Habt ihr beiden hübschen was zum Thema zu sagen? Falls nicht wiedersehen
ja habe ich! Im Gegensatz zu dir!
Libyen auf dem »Weg zur Demokratie«
Der Rebellion der Ehrlosen ist ein letztes ruhmloses Kapitel hinzugefügt worden. Oberst Muammar Al-Ghaddafi wurde aller Wahrscheinlichkeit nach weder bei dem NATO-Luftangriff auf einen Fahrzeugkonvoi noch bei einem anschließenden Feuergefecht getötet, sondern von seinen Feinden mit gezielten Kopfschüssen kaltblütig hingerichtet. Für diese Annahme spricht nicht zuletzt, daß eine vom Internationalen Strafgerichtshof in Den Haag gewünschte Untersuchung der Leiche Ghaddafis vom libyschen Übergangsrat abgelehnt worden ist.
Auch den finalen Akt ihrer Machtergreifung haben die libyschen Rebellen nicht aus eigener Kraft zustande gebracht. Es bedurfte eines NATO-Bombardements, um sich Ghaddafis zu bemächtigen. Daß die Aufständischen mit ihrem Gefangenen »kurzen Prozeß« machten, dürfte seinen Grund darin haben, daß sie sich dem Risiko eines ordentlichen Gerichtsverfahrens, in dem auch ihre Greueltaten und die ihrer massakererprobten ausländischen Helfer zur Sprache hätten kommen können, nicht aussetzen wollten.
Die Ermordung Ghaddafis soll offenbar zum Gründungsmythos des neuen libyschen Staates werden. Nach den Worten des Chefs des Übergangsrates, Mahmud Dschibril, ist für Samstag die Verkündung »des Beginns der Übergangsphase auf dem Weg zu einem demokratischen Staat« vorgesehen. Aus dem »Staat der Volksmassen«, als der sich Ghaddafis Libyen verstand, soll eine Demokratie nach westlichen Vorgaben entstehen. Mit Volkssouveränität, wie sie die libysche Dschamarija zumindest dem Anspruch nach verkörperte, hat das sicher nichts zu tun. Sie wäre der Umverteilung des nationalen Ölreichtums zu den multinationalen Konzernen nur hinderlich.
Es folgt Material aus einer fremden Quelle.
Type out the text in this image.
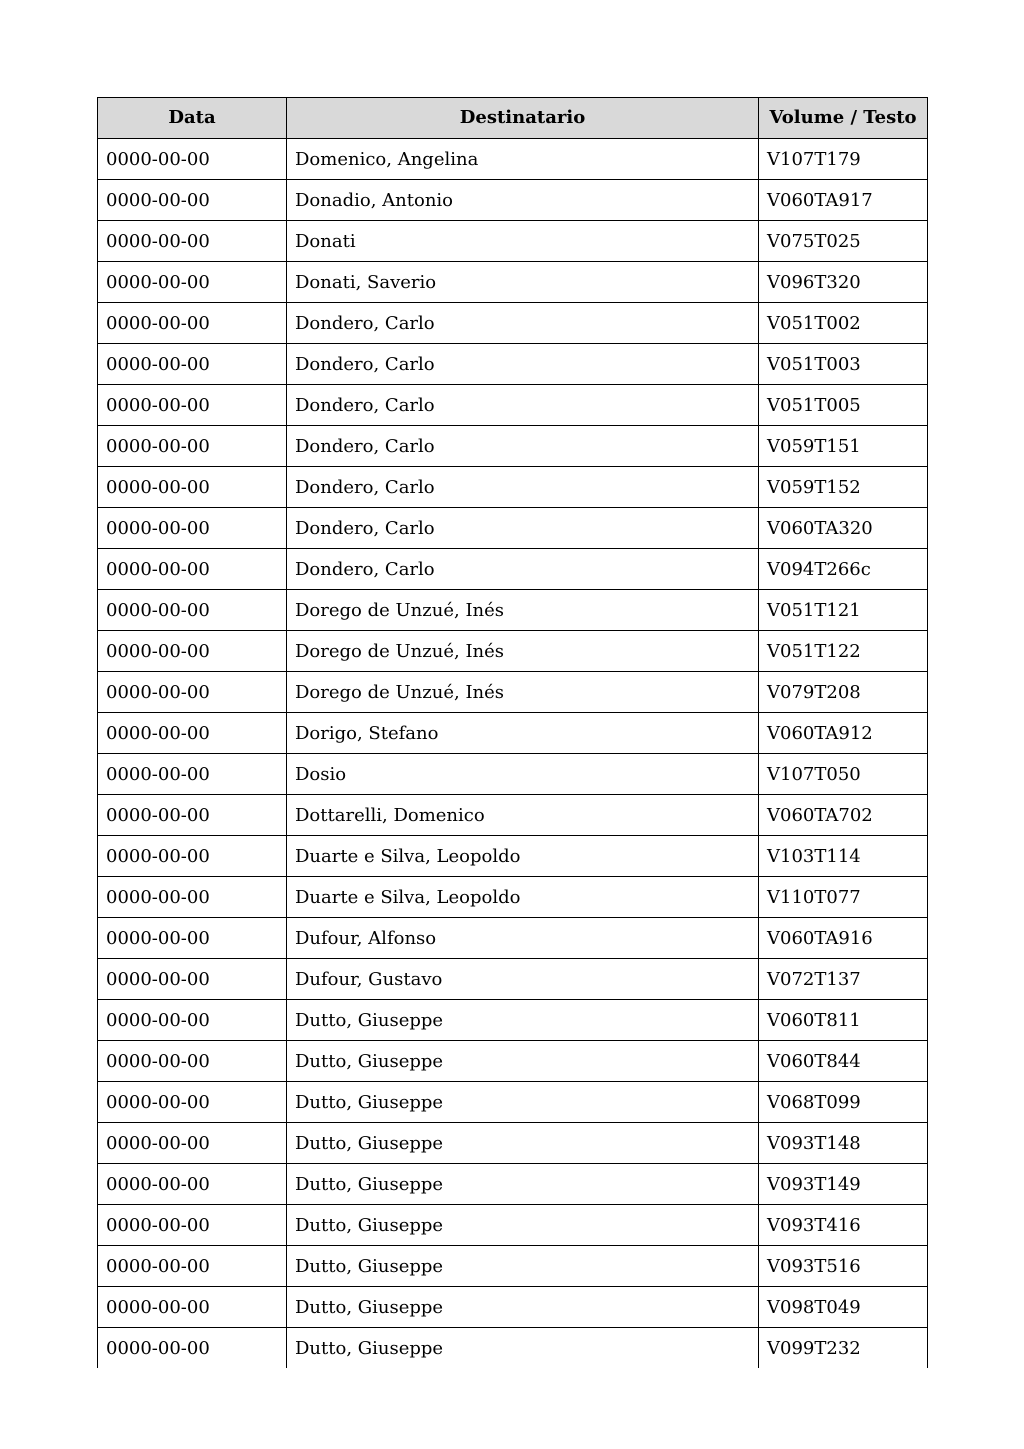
Data	Destinatario	Volume / Testo
0000-00-00	Domenico, Angelina	V107T179
0000-00-00	Donadio, Antonio	V060TA917
0000-00-00	Donati	V075T025
0000-00-00	Donati, Saverio	V096T320
0000-00-00	Dondero, Carlo	V051T002
0000-00-00	Dondero, Carlo	V051T003
0000-00-00	Dondero, Carlo	V051T005
0000-00-00	Dondero, Carlo	V059T151
0000-00-00	Dondero, Carlo	V059T152
0000-00-00	Dondero, Carlo	V060TA320
0000-00-00	Dondero, Carlo	V094T266c
0000-00-00	Dorego de Unzué, Inés	V051T121
0000-00-00	Dorego de Unzué, Inés	V051T122
0000-00-00	Dorego de Unzué, Inés	V079T208
0000-00-00	Dorigo, Stefano	V060TA912
0000-00-00	Dosio	V107T050
0000-00-00	Dottarelli, Domenico	V060TA702
0000-00-00	Duarte e Silva, Leopoldo	V103T114
0000-00-00	Duarte e Silva, Leopoldo	V110T077
0000-00-00	Dufour, Alfonso	V060TA916
0000-00-00	Dufour, Gustavo	V072T137
0000-00-00	Dutto, Giuseppe	V060T811
0000-00-00	Dutto, Giuseppe	V060T844
0000-00-00	Dutto, Giuseppe	V068T099
0000-00-00	Dutto, Giuseppe	V093T148
0000-00-00	Dutto, Giuseppe	V093T149
0000-00-00	Dutto, Giuseppe	V093T416
0000-00-00	Dutto, Giuseppe	V093T516
0000-00-00	Dutto, Giuseppe	V098T049
0000-00-00	Dutto, Giuseppe	V099T232
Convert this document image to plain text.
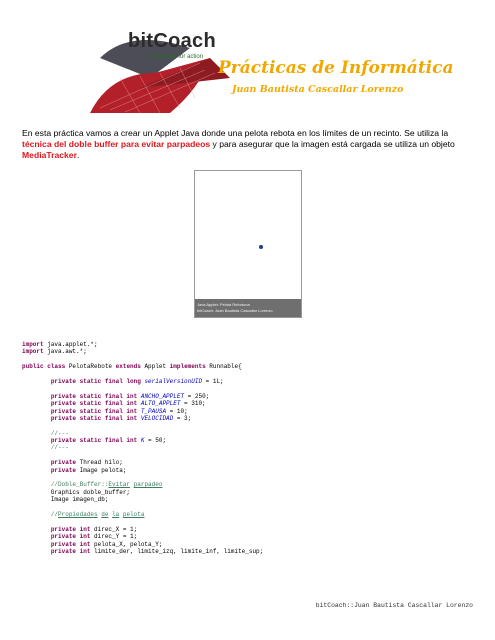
bitCoach
knowledge for action
Prácticas de Informática
Juan Bautista Cascallar Lorenzo
En esta práctica vamos a crear un Applet Java donde una pelota rebota en los límites de un recinto. Se utiliza la técnica del doble buffer para evitar parpadeos y para asegurar que la imagen está cargada se utiliza un objeto MediaTracker.
Java Applet: Pelota Rebotona
bitCoach: Juan Bautista Cascallar Lorenzo
import java.applet.*;
import java.awt.*;
public class PelotaRebote extends Applet implements Runnable{
private static final long serialVersionUID = 1L;
private static final int ANCHO_APPLET = 250;
private static final int ALTO_APPLET = 310;
private static final int T_PAUSA = 10;
private static final int VELOCIDAD = 3;
//---
private static final int K = 50;
//---
private Thread hilo;
private Image pelota;
//Doble_Buffer::Evitar parpadeo
Graphics doble_buffer;
Image imagen_db;
//Propiedades de la pelota
private int direc_X = 1;
private int direc_Y = 1;
private int pelota_X, pelota_Y;
private int limite_der, limite_izq, limite_inf, limite_sup;
bitCoach::Juan Bautista Cascallar Lorenzo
Der neue »Eigentumspluralismus« läßt auch im Inneren scharfe Verteilungskonflikte erwarten. Dazu kommen die unterschiedlichen ideologischen Orientierungen innerhalb einer Negativkoalition, die einzig über die Ablehnung des gestürzten Regimes definiert ist. Da gibt es die seit Jahrzehnten auf der CIA-Gehaltliste stehenden Exilpolitiker, ins westliche Lager übergelaufene frühere Ghaddafi-Getreue, »Afghanen« genannte Gotteskrieger und vielleicht auch ein paar aufrechte Demokraten und Patrioten, die sich der westlichen Bevormundung zu entledigen trachten. So steht zu befürchten, daß sich die Übergangsphase zur Demokratie entweder endlos hinzieht oder mittels eines Staatsstreiches ein schnelles Ende zugunsten der prowestlichen Oligarchie findet. Als wahrscheinlichste Variante erscheint freilich ein Bürgerkrieg der Bürgerkriegssieger.
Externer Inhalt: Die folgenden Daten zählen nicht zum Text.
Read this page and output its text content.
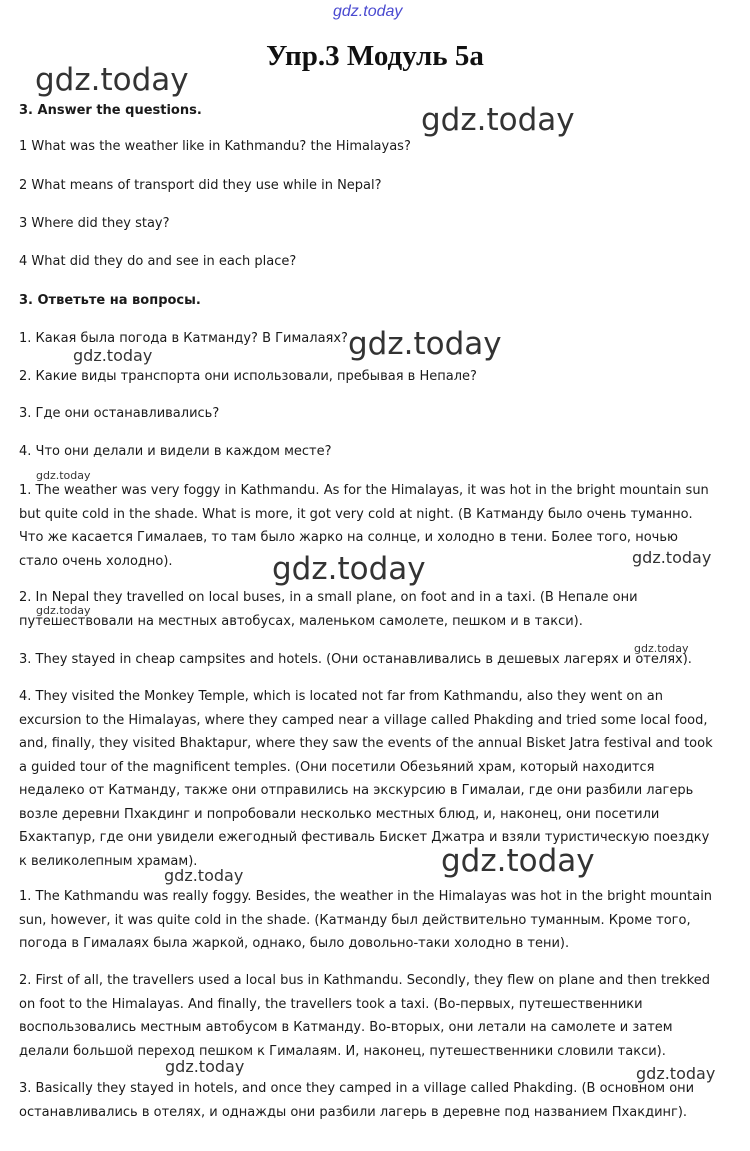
gdz.today
Упр.3 Модуль 5а

3. Answer the questions.

1 What was the weather like in Kathmandu? the Himalayas?

2 What means of transport did they use while in Nepal?

3 Where did they stay?

4 What did they do and see in each place?

3. Ответьте на вопросы.

1. Какая была погода в Катманду? В Гималаях?

2. Какие виды транспорта они использовали, пребывая в Непале?

3. Где они останавливались?

4. Что они делали и видели в каждом месте?

1. The weather was very foggy in Kathmandu. As for the Himalayas, it was hot in the bright mountain sun but quite cold in the shade. What is more, it got very cold at night. (В Катманду было очень туманно. Что же касается Гималаев, то там было жарко на солнце, и холодно в тени. Более того, ночью стало очень холодно).

2. In Nepal they travelled on local buses, in a small plane, on foot and in a taxi. (В Непале они путешествовали на местных автобусах, маленьком самолете, пешком и в такси).

3. They stayed in cheap campsites and hotels. (Они останавливались в дешевых лагерях и отелях).

4. They visited the Monkey Temple, which is located not far from Kathmandu, also they went on an excursion to the Himalayas, where they camped near a village called Phakding and tried some local food, and, finally, they visited Bhaktapur, where they saw the events of the annual Bisket Jatra festival and took a guided tour of the magnificent temples. (Они посетили Обезьяний храм, который находится недалеко от Катманду, также они отправились на экскурсию в Гималаи, где они разбили лагерь возле деревни Пхакдинг и попробовали несколько местных блюд, и, наконец, они посетили Бхактапур, где они увидели ежегодный фестиваль Бискет Джатра и взяли туристическую поездку к великолепным храмам).

1. The Kathmandu was really foggy. Besides, the weather in the Himalayas was hot in the bright mountain sun, however, it was quite cold in the shade. (Катманду был действительно туманным. Кроме того, погода в Гималаях была жаркой, однако, было довольно-таки холодно в тени).

2. First of all, the travellers used a local bus in Kathmandu. Secondly, they flew on plane and then trekked on foot to the Himalayas. And finally, the travellers took a taxi. (Во-первых, путешественники воспользовались местным автобусом в Катманду. Во-вторых, они летали на самолете и затем делали большой переход пешком к Гималаям. И, наконец, путешественники словили такси).

3. Basically they stayed in hotels, and once they camped in a village called Phakding. (В основном они останавливались в отелях, и однажды они разбили лагерь в деревне под названием Пхакдинг).

gdz.today
gdz.today
gdz.today
gdz.today
gdz.today
gdz.today
gdz.today
gdz.today
gdz.today
gdz.today
gdz.today
gdz.today	gdz.today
»Die NATO und unsere Partner haben das historische Mandat des UN-Sicherheitsrates zum Schutz der libyschen Bevölkerung erfolgreich umgesetzt«, verkündet derweil NATO-Generalsekretär Anders Fogh Rasmussen. Eine zynischere Vollzugmeldung eines zu einem barbarischen Luftkrieg gegen Zivilisten umgedeuteten UN-Mandates zum Schutz der Zivilbevölkerung hat man bisher noch nicht gehört.